On the basis of a target detection algorithm, SIFT key points are extracted from the obtained landmarks, the characteristic that the SIFT key points have robustness on the change of a visual angle is fully utilized, and the designed density filtering algorithm is adopted to convert the obtained landmarks with the visual angle invariance into the distribution and quantity problems of the SIFT key points. And then extracting a depth global descriptor for the view angle invariance landmarks in the query frame and the reference frame, completing the initial matching of the landmarks through cross authentication, and then eliminating mismatching by utilizing the shape similarity of the matched landmarks to obtain mutually matched landmarks in the two frames. Considering that landmarks with low identification degree can cause confusion of matched scenes and the better performance of a topological graph structure in solving the scene identification problem under the condition of view angle change, the invention provides a method for combining landmark significance with the construction of a topological graph. The method is characterized in that a Landmark significance is obtained by applying a Landmark Localization Network (Landmark Localization Network), and the matching scores of a query frame and a reference frame are calculated by fully utilizing the attribute of high identification degree of the Landmark, the spatial relationship among the landmarks and the appearance structure topological graph structure. The method has higher accuracy and robustness in scene recognition tasks with changing visual angles.
A topological map scene identification method based on density filtering and landmark saliency comprises the following specific implementation steps:
the method comprises the following steps: as shown in fig. 2, landmarks are extracted using an existing object detection algorithm for an input query frame, and SIFT key points are extracted.

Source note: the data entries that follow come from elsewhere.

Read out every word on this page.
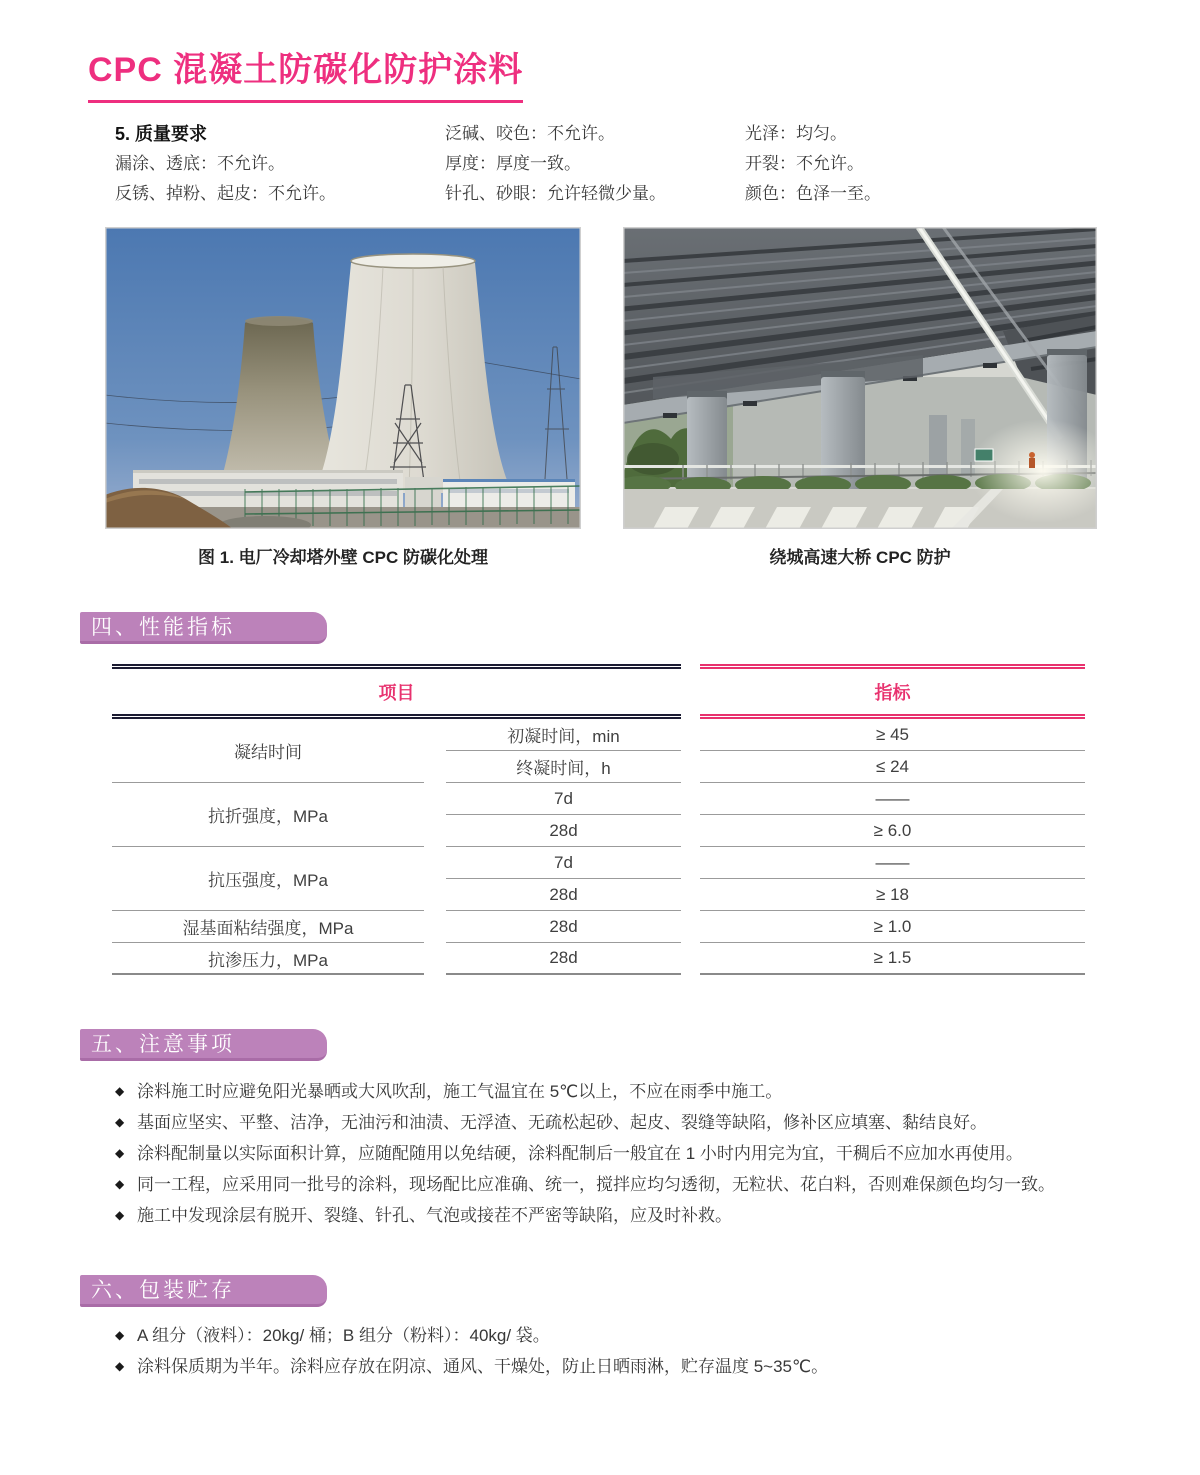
CPC 混凝土防碳化防护涂料
5. 质量要求
漏涂、透底：不允许。
反锈、掉粉、起皮：不允许。
泛碱、咬色：不允许。
厚度：厚度一致。
针孔、砂眼：允许轻微少量。
光泽：均匀。
开裂：不允许。
颜色：色泽一至。
图 1. 电厂冷却塔外壁 CPC 防碳化处理	绕城高速大桥 CPC 防护
四、性能指标
项目	指标
凝结时间
初凝时间，min	≥ 45
终凝时间，h	≤ 24
抗折强度，MPa
7d	——
28d	≥ 6.0
抗压强度，MPa
7d	——
28d	≥ 18
湿基面粘结强度，MPa	28d	≥ 1.0
抗渗压力，MPa	28d	≥ 1.5
五、注意事项
◆ 涂料施工时应避免阳光暴晒或大风吹刮，施工气温宜在 5℃以上，不应在雨季中施工。
◆ 基面应坚实、平整、洁净，无油污和油渍、无浮渣、无疏松起砂、起皮、裂缝等缺陷，修补区应填塞、黏结良好。
◆ 涂料配制量以实际面积计算，应随配随用以免结硬，涂料配制后一般宜在 1 小时内用完为宜，干稠后不应加水再使用。
◆ 同一工程，应采用同一批号的涂料，现场配比应准确、统一，搅拌应均匀透彻，无粒状、花白料，否则难保颜色均匀一致。
◆ 施工中发现涂层有脱开、裂缝、针孔、气泡或接茬不严密等缺陷，应及时补救。
六、包装贮存
◆ A 组分（液料）：20kg/ 桶；B 组分（粉料）：40kg/ 袋。
◆ 涂料保质期为半年。涂料应存放在阴凉、通风、干燥处，防止日晒雨淋，贮存温度 5~35℃。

Step two: by utilizing the attribute that the SIFT key points have better robustness to the change of the view angle, the obtained landmark with view angle invariance is converted into the number and distribution problems of the SIFT key points in the current landmark. And quantifying and modeling key points in the landmark through a density filtering algorithm, and calculating the frequency and the coefficient of variation of each landmark to obtain the landmark with invariance to the view angle.
Specifically, the problem of obtaining landmarks with view invariance is converted into the problem of the number and distribution of SIFT key points in the current landmarks. The method comprises the following steps:
step 2.1: SIFT keypoint frequencies in the current landmark are first quantified and modeled.
Figure BDA0003518433300000051
Wherein CR is used to quantify and model the frequency, K, of SIFT keypoints in landmarkshIs the number of SIFT keypoints, HhHigh, W, representing a landmarkhRepresenting the width of the landmark, f is a scaling factor.
Step 2.2: and dividing the landmark into 9 grids with the same size, and quantifying and modeling SIFT key point distribution in the current landmark.
Figure BDA0003518433300000052
Std _ sum is a coefficient of variation, is a statistical measure of the degree of change of each grid value in the landmark, and reflects the degree of dispersion of the key points, std (g) is the standard deviation of the number of SIFT key points of 9 grids, and avg (g) is the average value of the number of SIFT key points of 9 grids.
Step 2.3: if CR is greater than threshold T1Std _ sum is smaller than threshold T2Then the landmark has view angle invariance.
Step three: the method utilizes a convolutional neural network to extract a depth global descriptor for each frame of landmark, and completes the initial matching of the landmark through cross authentication;
specifically, for the visual angle invariance landmarks in the query frame and the reference frame, a depth global descriptor is extracted, and the preliminary matching of the landmarks is completed through cross authentication.
And step four, eliminating mismatching by utilizing the shape similarity of the matched landmarks to obtain mutually matched landmarks in the two frames.
Specifically, in order to ensure the accuracy of landmark matching, the shape similarity of the matched landmarks is introduced
Figure BDA0003518433300000061
Wherein ShapeabIs the shape similarity score of the preliminary matching landmarks, wa,ha,wb,hbAre respectively preliminary piecesThe width and height of the fitted landmark.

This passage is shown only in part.